L’expression laïque d’un besoin de sacré

Ces “liturgies” républicaines sont une spécialité française. On s’étonne ailleurs de notre penchant singulier pour ces commémorations nationales à grand spectacle. Certains analystes veulent y voir le signe de notre mal incurable à tourner la page d’une histoire douloureuse et glorieuse : les Français seraient d’invétérés nostalgiques. Dans un essai brillant, paru il y a quelques années, Régis Debray analysait cet engouement commémoratif comme l’expression laïque d’un besoin national de sacré. Toujours est-il que ces “liturgies” républicaines sont remarquables par leur capacité à rendre le passé présent. Elles manifestent la reconnaissance de la Nation à des hommes et à des femmes dont la vie a contribué à donner du sens à la République.

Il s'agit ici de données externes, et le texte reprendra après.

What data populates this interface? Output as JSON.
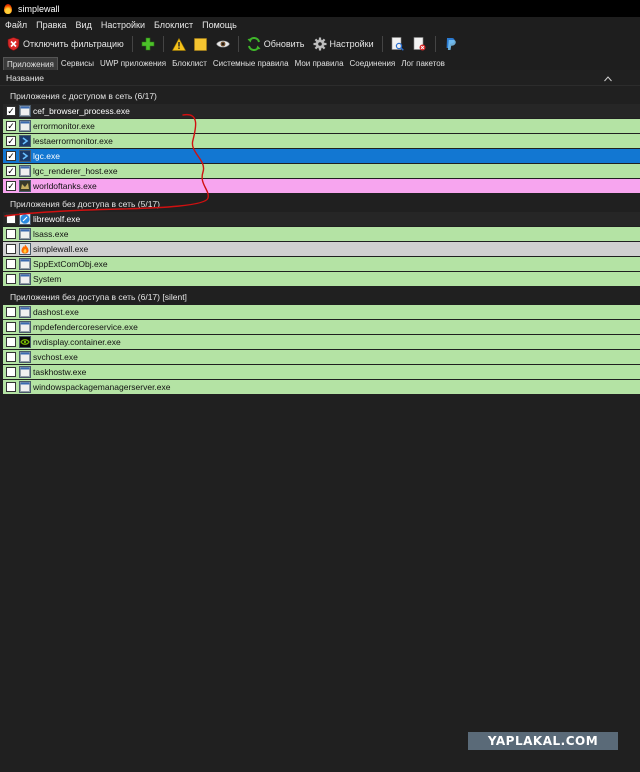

Ces cérémonies tendent à rendre un “service pour le bien commun des citoyens” : c’est justement la définition donnée par le grec ancien au mot liturgie.

Le plus important à retenir de ces “communions humaines” ? Elles nous réunissent dans un élan de dépassement et de ferveur. Comme l’art, disait encore Malraux, ces commémorations nationales aident à “donner conscience aux hommes de la grandeur qu’ils ignorent en eux”. Retrouver cette foi en chacun de nous n’est pas vain en ce temps de disettes d’espérance et de confiance. À un chrétien digne de ce nom, cet appel à parier sur l’intelligence, le courage et donc sur la grandeur humaine, n’est pas sans devoir lui rappeler cette exhortation incessante qui parcourt tout l’Évangile : “Va, t’a foi t’a sauvé.”